Inspired by two unrelated LinkedIn posts. One was bemoaning that they didn't see much success in using AI for route planning. Another bemoaning that operations research (OR) doesn't get the same time in the spotlight as AI does.

OR is about using the power of math to come up with definitive answers to questions such as how to best pack parcels onto different trucks and then send them to different destinations. Generally it's about finding the solution to a problem that maximizes or minimizes some objective function subject to some constraints.

I've seen first hand how OR is treated as the ugly step sibling of AI. At a previous job, in a pre-sales call, we were looking at a slam dunk OR problem. But the client kept pushing, because they wanted an AI solution. Maybe to impress investors, maybe to access special purpose government funding. Either way, the project didn't make sense that way and the client lost out on actually solving their problem.

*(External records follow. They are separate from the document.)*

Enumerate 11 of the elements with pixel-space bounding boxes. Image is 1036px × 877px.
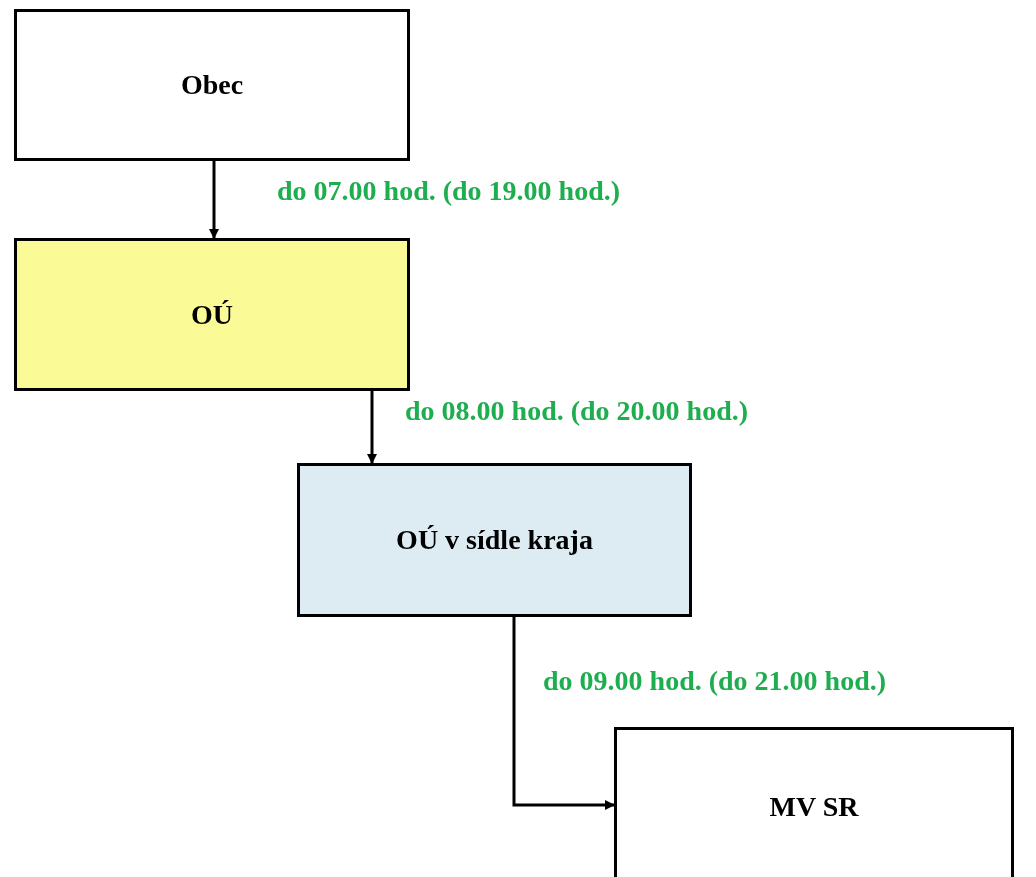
process-box: [614, 727, 1014, 877]
arrow: [367, 391, 377, 464]
process-box: [14, 9, 410, 161]
process-box: [297, 463, 692, 617]
process-box: [14, 238, 410, 391]
arrow: [209, 161, 219, 239]
box-label: OÚ: [191, 298, 233, 331]
arrow: [512, 617, 615, 810]
box-label: OÚ v sídle kraja: [396, 524, 593, 556]
box-label: MV SR: [769, 791, 859, 823]
box-label: Obec: [180, 69, 244, 101]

In a way, AI and OR complement each other. OR solutions are mathematically precise and require no training data. They're great for "narrow road" problems where and slight departure from the right path leads to an invalid answer instead of just a "good but not great" answer.

Where OR lacks though is ease of use. Taking a messy real world problem and shoving it into the mathematical formulations amenable to common solvers is hard, highly specialized work. You can't just hand a trucking company a license to Gurobi (a popular tool for optimizing so called mixed integer problems) and be on your merry way.

So that's where AI can come up the rescue. I have great hopes for what a generative AI interface into the arcane OR tools could do.

Because many people in industry I talk to have problems much more suited for OR, yet they are looking for solutions among the AI tools, because that's what everyone, from LinkedIn influencers to the big consulting firms, is pushing.